Adherbal se porta à sa rencontre, avec toutes les troupes dont il pouvait disposer. Arrivé en présence de ses ennemis, il avait pris ses dispositions pour les attaquer le lendemain, lorsque, pendant la nuit, les troupes de Jugurtha se jetèrent sur son camp et l'enlevèrent par surprise. Adherbal put, avec beaucoup de peine, se réfugier derrière les remparts de Cirta. Jugurtha l'y suivit et commença le siège de cette place fortifiée par l'art et la nature, et dans laquelle se trouvaient un grand nombre d'artisans et marchands italiens, décidés à défendre la cause du prince légitime. Tandis qu'il pressait ces opérations, il reçut trois députés envoyés de Rome pour le sommer de mettre bas les armes; il les congédia avec force démonstrations de respect et assurances de fidélité, mais ne tint aucun compte de leurs remontrances. Mandé, peu après, à Utique, par de nouveaux envoyés du Sénat, il se rendit dans cette ville, y accepta avec déférence les ordres à lui adressés; puis il revint à Cirta, dont le blocus avait été rigoureusement maintenu.
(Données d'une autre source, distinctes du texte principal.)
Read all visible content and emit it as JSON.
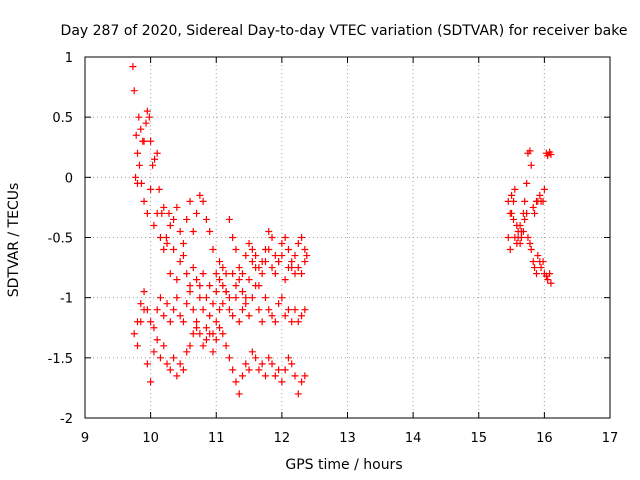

Cette ville était alors réduite à la dernière extrémité par la famine. La nouvelle de l'échec des négociateurs romains y porta le découragement et le désespoir. Adherbal, voyant la fidélité de ses adhérents fléchir, se décida à traiter avec son cousin. Jugurtha lui promit la vie sauve; mais, dès qu'il eut entre les mains les clés de la ville, il ordonna le massacre général des habitants, sans épargner les Italiens, et fit périr Adherbal dans les tourments[77].
[Note 77: Salluste, _Bell. Jug._, XXVI.]
GUERRE DE JUGURTHA CONTRE LES ROMAINS.--Cette fois Jugurtha restait maître incontesté du pouvoir; il est possible que les Romains eussent fermé les yeux sur l'origine criminelle de sa royauté: mais des citoyens latins avaient été lâchement massacrés et il était impossible de tolérer cette insulte. Le parti du peuple accusa à bon droit la noblesse d'avoir encouragé ces crimes. En vain Jugurtha envoya à Rome son fils et deux de ses confidents: l'entrée du Sénat leur fut interdite et l'expédition d'Afrique résolue. Calpurnius Bestia, en ayant reçu le commandement, partit bientôt de Sicile à la tête des troupes, débarqua en Afrique, s'avança jusqu'à Badja et remporta de grands succès. Bokkus, lui-même, envoya aux Romains l'hommage de sa soumission. Jugurtha, se voyant perdu, eut alors recours à un moyen qui lui avait toujours réussi, la corruption. Bestia, gagné par son or, consentit à signer avec lui un traité après s'être fait livrer par le prince numide des éléphants, des chevaux, des bestiaux et une contribution de guerre (111).